Most of us have never worshiped an idol - not in the way that we imagine worshiping an idol might look like, not in the way that we worship the Lord. We have never made a graven image and bowed down to it and burned sacrifices and offered a portion of our lives to it in exchange for its kindness and favor.
Certainly, we do this with all kinds of things without a conscious awareness of it, but we have not made shrines in our homes for the express purpose of worship.
So it's hard for us to understand how very different from other gods the God of Israel really is.
The world has always had its multitude of gods. Gods for everything - for the heavens, for fertility, for farming, for building a home, for raising kids, for the water, for the wind, for whatever. And it doesn't matter what god you're talking about, there is one basic rule:
You have to keep coming back and feeding it.
You're not allowed to forget these gods. You're not allowed to neglect them. You're not allowed to go too long without sacrificing to them or they get angry. Really, they get hungry and being hungry makes them angry. Yes, the gods of the nations have, for thousands of years, been...hangry.

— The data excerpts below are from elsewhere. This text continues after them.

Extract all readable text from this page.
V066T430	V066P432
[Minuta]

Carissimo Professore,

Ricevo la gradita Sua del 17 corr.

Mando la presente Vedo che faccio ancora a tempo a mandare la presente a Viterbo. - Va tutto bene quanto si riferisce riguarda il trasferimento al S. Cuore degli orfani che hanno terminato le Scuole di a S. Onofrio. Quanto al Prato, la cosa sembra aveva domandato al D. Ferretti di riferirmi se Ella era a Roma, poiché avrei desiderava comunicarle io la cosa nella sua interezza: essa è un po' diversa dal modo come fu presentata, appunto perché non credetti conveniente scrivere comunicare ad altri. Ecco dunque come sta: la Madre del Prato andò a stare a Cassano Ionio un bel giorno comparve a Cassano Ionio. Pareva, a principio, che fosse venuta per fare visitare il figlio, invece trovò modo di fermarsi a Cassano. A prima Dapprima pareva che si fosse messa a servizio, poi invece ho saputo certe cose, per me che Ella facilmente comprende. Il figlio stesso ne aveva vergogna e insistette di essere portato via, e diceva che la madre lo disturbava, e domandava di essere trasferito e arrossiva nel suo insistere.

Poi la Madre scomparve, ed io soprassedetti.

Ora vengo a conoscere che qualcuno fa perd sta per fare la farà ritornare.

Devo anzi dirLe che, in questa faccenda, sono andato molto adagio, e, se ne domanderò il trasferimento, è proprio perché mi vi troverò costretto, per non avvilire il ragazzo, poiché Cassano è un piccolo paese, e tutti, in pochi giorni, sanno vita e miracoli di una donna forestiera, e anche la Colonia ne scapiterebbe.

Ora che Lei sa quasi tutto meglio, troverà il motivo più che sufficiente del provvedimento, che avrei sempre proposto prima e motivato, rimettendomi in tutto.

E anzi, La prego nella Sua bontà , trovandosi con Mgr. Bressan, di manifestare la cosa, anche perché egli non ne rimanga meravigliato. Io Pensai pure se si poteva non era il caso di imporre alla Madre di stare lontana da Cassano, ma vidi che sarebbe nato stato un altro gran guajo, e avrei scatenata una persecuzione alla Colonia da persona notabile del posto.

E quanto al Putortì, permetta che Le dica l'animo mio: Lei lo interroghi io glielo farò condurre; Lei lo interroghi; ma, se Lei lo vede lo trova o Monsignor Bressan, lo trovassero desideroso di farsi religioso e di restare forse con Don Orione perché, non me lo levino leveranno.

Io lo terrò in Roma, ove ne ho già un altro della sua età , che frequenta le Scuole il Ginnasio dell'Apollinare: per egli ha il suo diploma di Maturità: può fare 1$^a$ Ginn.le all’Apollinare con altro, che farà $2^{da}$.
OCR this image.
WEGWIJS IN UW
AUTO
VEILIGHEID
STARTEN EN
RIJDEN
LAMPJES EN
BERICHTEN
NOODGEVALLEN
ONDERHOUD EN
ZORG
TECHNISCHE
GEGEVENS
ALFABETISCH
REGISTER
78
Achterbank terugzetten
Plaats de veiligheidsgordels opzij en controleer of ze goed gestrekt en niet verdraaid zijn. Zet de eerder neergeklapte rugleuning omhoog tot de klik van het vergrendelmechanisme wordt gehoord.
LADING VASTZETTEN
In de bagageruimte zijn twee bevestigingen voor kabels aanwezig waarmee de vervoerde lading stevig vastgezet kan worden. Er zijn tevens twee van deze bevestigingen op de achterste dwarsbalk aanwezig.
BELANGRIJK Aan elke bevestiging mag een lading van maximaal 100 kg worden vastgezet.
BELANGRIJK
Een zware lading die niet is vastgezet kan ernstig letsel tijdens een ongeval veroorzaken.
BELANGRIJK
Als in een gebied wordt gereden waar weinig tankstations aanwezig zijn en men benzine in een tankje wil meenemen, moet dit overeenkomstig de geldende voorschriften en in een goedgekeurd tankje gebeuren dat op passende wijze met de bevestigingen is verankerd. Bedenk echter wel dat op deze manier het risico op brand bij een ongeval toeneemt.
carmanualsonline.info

If you don't feed them, they don't eat, and if they don't eat, then they can't act like a god and do whatever they're supposed to do with whatever they're supposed to do it with. The fertility gods cannot create you a baby if they're hungry. The gods of the harvest cannot grow a seed if they haven't eaten themselves.
So in worship of these gods, there's this constant pressure, this constant balance, this constant searching for what you can feed them and how much and how often and how much to their liking so that they can be the gods they are supposed to be and you can get what you want to get from them - their favor, in whatever arena they propose to be god over.
Therefore, when the God of Israel comes and says that He doesn't need our sacrifices, that raises eyebrows. When He says our sacrifices are not His food, but our surrender, that's revolutionary. When we get to forget Him, ignore Him, neglect Him, reject Him and He still gets to be God, that's unheard of. When He does not depend on us, it makes it harder for man to know what to do with that.
Because, well, we have always thought that we controlled our gods, but the Lord makes clear that we do not control Him.
He's God. He's God with or without us. (He prefers to be God with us.) He doesn't need anything from us (Acts 17:25). We don't have to feed Him. We don't have to appease Him. We don't have to cater to His ego. He's just God.
So very different from all of the other gods.